I made the decision to switch to mainly digital once I move back to Kuwait since it won’t be feasible to shoot exclusively on film if I’m living there. It’s never about the gear, it’s about the result. Cameras are just tools like a screwdriver or a phone. They are a means to an end, not the end itself. A Leica is a gorgeous piece of engineering, but it’s no better than my Nikon F3 or the camera on my phone.

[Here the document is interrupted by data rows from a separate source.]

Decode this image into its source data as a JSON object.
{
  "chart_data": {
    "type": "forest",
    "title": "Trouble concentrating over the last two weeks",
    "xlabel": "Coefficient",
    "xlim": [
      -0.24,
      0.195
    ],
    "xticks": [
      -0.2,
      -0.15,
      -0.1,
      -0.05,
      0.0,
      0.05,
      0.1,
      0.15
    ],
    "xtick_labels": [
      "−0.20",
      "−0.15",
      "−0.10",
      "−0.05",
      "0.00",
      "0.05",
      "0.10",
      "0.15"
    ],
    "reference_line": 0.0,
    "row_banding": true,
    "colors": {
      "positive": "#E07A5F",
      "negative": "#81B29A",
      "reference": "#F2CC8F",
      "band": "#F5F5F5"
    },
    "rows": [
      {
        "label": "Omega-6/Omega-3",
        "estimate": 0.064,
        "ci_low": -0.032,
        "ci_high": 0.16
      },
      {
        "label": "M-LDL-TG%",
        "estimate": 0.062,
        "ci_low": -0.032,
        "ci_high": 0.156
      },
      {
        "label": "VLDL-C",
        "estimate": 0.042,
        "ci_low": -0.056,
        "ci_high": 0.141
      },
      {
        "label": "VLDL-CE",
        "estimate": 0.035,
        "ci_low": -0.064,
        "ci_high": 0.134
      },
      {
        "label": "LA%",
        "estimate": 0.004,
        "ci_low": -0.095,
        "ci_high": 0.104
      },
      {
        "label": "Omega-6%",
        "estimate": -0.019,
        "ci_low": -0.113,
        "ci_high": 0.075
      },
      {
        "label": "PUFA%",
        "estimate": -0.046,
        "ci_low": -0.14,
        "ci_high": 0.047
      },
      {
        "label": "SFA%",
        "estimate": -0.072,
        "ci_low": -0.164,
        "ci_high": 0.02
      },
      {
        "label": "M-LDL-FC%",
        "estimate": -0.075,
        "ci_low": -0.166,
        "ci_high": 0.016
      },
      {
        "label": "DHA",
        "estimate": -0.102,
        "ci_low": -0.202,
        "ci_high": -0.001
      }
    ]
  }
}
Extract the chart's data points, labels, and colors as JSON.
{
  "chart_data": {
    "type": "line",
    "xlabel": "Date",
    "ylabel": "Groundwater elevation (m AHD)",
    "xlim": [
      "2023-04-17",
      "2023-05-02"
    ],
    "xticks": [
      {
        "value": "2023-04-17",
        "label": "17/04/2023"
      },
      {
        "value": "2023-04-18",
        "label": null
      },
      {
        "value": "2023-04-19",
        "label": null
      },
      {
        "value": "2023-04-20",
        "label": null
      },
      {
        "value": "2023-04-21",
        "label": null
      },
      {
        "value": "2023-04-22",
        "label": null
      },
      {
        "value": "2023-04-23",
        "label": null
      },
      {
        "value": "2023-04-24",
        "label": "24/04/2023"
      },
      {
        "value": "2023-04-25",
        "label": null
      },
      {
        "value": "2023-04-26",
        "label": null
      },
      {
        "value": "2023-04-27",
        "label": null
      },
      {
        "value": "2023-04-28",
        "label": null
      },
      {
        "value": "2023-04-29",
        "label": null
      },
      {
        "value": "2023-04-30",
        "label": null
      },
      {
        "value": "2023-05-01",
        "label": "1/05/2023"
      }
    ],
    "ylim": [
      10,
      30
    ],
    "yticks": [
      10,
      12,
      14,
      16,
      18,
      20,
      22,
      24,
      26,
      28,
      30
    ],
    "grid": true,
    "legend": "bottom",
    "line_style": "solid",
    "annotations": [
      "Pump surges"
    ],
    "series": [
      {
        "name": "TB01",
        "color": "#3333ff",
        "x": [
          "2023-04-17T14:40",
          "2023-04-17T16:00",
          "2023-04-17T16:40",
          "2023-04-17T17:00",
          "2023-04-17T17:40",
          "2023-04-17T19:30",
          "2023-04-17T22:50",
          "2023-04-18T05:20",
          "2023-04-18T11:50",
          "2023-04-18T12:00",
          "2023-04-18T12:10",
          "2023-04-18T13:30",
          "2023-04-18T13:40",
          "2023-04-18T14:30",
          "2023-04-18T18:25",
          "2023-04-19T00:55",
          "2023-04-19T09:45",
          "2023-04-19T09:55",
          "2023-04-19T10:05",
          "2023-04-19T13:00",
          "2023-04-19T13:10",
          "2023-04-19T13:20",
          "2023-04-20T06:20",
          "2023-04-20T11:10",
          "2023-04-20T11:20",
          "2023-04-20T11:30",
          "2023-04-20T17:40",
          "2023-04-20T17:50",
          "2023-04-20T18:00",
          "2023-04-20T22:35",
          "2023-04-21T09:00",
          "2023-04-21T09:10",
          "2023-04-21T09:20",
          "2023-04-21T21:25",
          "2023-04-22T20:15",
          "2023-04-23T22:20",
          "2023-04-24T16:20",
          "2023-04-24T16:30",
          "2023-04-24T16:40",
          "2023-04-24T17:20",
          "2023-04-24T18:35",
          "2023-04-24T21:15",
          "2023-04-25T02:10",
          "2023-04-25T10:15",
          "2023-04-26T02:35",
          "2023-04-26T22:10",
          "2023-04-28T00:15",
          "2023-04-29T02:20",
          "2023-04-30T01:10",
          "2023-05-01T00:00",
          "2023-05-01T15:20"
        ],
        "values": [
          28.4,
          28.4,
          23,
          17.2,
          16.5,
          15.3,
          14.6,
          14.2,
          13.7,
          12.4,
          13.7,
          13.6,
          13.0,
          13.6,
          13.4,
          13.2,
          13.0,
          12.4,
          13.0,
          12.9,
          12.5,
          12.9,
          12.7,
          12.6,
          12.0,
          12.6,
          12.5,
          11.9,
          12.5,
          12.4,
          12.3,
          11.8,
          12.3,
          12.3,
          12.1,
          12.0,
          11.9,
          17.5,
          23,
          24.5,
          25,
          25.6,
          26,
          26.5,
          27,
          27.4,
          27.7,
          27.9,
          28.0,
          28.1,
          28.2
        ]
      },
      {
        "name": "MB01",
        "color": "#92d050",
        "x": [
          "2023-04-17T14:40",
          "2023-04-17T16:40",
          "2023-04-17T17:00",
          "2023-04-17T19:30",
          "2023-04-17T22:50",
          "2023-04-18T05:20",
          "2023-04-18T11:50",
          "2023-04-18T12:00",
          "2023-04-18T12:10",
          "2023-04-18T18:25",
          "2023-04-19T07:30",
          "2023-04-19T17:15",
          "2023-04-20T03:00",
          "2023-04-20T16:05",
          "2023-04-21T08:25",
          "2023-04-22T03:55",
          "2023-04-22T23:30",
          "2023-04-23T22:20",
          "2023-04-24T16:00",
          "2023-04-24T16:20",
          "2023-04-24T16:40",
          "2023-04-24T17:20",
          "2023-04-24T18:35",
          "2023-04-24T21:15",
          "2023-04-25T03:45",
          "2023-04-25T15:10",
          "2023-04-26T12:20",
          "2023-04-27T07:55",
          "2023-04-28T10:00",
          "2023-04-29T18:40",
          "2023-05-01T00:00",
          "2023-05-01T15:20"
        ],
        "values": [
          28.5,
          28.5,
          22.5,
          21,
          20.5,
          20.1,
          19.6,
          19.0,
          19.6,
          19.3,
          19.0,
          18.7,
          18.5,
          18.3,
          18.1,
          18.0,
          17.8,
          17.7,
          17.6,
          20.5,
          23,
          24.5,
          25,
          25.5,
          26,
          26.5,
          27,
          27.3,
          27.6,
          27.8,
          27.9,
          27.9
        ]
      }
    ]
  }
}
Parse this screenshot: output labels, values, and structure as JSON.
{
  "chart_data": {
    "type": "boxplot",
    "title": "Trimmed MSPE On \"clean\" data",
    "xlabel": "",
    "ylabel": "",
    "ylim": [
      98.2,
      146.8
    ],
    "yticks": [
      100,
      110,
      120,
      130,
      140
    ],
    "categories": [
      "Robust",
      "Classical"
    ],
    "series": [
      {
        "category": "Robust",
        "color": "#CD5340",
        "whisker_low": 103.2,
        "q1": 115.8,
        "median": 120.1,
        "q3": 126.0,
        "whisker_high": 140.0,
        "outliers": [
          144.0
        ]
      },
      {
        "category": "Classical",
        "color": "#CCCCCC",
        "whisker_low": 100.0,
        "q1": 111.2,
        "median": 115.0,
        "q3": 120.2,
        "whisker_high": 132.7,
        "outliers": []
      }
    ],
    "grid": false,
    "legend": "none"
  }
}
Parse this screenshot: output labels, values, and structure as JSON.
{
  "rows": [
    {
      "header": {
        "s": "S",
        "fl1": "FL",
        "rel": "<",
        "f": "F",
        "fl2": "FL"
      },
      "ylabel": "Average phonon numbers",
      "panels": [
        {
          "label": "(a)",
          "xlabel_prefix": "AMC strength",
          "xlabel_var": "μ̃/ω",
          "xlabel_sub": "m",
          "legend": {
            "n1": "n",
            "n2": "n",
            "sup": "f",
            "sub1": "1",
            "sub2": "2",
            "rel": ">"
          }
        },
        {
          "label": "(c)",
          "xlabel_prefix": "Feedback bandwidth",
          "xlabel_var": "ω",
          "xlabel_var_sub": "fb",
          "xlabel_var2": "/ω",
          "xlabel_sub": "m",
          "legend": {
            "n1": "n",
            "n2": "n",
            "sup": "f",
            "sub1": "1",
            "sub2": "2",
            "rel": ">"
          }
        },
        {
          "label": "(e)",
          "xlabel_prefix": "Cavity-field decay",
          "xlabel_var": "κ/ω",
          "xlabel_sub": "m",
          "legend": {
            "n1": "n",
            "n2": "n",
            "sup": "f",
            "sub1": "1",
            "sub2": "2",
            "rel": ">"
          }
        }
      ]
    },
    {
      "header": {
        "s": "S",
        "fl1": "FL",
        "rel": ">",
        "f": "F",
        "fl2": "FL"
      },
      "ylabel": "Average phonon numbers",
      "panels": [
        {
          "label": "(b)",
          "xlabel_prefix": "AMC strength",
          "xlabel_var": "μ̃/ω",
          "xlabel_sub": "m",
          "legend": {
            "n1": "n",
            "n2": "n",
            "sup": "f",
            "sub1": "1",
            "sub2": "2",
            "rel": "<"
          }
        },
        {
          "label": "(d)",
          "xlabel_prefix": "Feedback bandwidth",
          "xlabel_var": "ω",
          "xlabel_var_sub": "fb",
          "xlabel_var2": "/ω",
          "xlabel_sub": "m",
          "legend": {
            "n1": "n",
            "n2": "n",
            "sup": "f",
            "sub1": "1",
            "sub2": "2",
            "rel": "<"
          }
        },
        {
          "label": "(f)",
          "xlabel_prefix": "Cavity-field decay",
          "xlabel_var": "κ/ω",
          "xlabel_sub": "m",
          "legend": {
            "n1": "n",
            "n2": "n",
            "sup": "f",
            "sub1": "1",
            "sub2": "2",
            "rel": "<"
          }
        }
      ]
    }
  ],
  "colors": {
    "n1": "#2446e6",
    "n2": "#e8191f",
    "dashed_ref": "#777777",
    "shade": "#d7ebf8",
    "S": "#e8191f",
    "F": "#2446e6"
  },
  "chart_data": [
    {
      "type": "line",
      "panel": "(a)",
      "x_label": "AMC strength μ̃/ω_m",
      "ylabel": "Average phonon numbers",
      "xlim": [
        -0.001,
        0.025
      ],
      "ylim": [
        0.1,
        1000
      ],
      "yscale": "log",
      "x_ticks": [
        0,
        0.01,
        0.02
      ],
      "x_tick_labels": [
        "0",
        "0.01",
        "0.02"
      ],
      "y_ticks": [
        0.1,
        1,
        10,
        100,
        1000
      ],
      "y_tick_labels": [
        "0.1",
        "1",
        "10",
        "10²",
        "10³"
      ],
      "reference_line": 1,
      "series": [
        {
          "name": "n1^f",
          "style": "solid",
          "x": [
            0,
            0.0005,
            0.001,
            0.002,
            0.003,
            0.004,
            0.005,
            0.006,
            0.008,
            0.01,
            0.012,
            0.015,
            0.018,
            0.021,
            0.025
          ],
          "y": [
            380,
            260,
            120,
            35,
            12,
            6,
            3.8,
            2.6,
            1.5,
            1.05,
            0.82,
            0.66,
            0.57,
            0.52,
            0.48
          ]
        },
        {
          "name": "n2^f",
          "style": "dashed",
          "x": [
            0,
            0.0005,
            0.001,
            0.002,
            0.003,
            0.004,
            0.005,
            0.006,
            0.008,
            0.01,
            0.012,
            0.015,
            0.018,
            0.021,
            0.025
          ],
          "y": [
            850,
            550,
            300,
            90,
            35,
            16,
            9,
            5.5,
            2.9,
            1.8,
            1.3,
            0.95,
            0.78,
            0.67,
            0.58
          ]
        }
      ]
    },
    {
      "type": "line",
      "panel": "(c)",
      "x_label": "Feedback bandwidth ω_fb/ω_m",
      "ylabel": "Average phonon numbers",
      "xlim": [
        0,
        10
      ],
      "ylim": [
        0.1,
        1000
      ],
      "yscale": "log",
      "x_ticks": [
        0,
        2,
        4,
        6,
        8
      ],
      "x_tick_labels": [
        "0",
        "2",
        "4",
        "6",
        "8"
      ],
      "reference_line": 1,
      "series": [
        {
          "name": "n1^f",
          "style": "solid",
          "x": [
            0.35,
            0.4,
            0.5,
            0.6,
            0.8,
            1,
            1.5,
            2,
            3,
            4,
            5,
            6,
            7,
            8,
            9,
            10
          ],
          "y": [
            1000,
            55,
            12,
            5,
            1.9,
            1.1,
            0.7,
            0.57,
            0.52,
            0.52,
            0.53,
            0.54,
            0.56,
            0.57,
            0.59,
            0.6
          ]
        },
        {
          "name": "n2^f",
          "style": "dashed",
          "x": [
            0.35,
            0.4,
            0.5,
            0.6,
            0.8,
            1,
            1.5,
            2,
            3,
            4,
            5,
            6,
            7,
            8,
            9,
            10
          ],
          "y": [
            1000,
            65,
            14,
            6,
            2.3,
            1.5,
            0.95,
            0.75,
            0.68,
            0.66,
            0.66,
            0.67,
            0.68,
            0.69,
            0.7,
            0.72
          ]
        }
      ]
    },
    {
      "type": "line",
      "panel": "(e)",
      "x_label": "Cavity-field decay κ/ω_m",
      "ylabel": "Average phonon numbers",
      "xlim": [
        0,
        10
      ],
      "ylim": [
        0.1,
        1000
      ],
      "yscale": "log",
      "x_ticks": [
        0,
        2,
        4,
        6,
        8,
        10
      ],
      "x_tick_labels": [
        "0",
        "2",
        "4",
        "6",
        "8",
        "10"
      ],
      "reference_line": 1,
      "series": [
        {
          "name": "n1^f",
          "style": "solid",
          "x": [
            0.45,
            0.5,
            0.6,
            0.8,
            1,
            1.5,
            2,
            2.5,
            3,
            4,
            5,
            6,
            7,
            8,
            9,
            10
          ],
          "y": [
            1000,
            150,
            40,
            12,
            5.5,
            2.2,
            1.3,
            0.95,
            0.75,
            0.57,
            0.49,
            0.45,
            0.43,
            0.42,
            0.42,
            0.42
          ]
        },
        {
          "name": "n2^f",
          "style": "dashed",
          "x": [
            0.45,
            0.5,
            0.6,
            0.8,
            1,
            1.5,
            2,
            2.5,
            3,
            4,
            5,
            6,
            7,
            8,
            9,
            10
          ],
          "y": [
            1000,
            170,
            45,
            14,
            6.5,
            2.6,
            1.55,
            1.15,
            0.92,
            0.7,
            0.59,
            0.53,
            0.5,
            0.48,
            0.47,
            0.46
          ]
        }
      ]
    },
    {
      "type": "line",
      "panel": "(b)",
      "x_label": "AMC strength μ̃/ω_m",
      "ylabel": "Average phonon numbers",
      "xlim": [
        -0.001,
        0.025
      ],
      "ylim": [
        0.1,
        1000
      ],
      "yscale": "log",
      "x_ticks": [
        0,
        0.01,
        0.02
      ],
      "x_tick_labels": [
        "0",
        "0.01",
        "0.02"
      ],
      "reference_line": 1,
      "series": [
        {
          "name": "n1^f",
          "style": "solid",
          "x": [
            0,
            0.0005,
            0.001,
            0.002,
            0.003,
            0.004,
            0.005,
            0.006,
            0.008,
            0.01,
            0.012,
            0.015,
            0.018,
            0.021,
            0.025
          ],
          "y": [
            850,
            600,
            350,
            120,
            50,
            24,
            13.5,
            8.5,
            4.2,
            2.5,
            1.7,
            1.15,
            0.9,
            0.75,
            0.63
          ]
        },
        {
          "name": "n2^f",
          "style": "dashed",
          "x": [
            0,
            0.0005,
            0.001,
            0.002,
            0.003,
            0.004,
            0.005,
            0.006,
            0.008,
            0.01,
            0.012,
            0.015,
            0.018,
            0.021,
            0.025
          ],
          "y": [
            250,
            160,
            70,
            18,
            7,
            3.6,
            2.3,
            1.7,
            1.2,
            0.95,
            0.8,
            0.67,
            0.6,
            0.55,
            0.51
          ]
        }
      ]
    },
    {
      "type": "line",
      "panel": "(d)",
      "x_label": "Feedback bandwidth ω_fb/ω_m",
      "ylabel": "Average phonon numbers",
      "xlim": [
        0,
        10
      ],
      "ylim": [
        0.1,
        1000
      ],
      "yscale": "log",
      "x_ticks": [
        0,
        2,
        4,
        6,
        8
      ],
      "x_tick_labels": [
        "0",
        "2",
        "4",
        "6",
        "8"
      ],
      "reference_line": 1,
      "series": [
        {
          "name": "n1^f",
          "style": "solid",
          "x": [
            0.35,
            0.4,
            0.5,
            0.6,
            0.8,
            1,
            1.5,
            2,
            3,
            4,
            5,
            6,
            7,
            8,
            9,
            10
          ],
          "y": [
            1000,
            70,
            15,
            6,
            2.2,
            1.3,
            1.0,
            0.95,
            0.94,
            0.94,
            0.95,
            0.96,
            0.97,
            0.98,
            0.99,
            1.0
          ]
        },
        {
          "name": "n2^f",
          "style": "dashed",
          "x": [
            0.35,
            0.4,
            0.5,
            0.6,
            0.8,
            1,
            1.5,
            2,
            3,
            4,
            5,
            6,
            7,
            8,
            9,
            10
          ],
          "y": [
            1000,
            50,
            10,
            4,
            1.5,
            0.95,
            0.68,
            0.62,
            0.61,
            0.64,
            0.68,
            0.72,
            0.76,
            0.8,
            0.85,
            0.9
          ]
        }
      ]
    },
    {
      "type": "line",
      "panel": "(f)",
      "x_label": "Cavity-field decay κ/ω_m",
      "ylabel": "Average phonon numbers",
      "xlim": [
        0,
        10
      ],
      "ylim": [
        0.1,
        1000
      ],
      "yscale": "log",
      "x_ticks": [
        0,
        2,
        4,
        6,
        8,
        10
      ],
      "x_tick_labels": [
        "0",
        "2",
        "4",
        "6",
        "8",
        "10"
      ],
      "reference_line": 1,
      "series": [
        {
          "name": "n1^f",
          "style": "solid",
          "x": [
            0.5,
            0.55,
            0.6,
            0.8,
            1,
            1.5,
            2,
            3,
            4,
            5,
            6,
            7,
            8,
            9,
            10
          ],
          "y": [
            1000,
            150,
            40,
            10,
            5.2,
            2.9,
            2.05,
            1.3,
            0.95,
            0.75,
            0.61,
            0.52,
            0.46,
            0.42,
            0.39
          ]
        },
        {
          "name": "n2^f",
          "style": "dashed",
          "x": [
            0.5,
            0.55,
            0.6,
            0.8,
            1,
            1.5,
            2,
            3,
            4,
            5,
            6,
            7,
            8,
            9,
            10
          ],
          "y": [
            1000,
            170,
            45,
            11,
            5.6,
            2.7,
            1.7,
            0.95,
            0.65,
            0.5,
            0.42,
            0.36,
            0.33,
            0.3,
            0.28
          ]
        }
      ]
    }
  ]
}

I might be pontificating (I’m just looking for an excuse to write that word) in this post, but I am an amateur photographer. Nothing more than that; a reminder I keep telling myself. I realised that if I’m not enjoying photography, there is no point in doing it at all. Not for fame or groundbreaking artistic endeavour, but enjoyment; self fulfilment. Photography is a catharsis to me. Suffering from depression and anxiety, it is a hobby I can lose myself into and focus on the simple joys it brings me, focus on the many friendships it nurtured for me. I no longer take a certain photo or focus on a certain subject because of a deep intellectual reason, but because I like the way it looks, the colours, faces, framing, etc. It all boils down to this one simple fact. I burned many photos and ruined many rolls in my time doing photography and will do so for years to come. The beauty of it is that it is a continuous learning process; an ongoing exploration of the craft. Last winter, I went back to that tree in our yard and photographed it. Somehow automatically like a religious rite. It was the same. Never changing. Only I did, and I’ll continue doing so.
So here’s what I want to say to my fellow photographers or people who want to get into photography: there are no rules, there are no manifestos. Just go out there and enjoy it. That’s all that matters.
Oh, and for pretentious past Meshari: bitch you ain’t Bresson.
Note: Most of the photographers mentioned in this post can be found in Magnum Photographers' archive.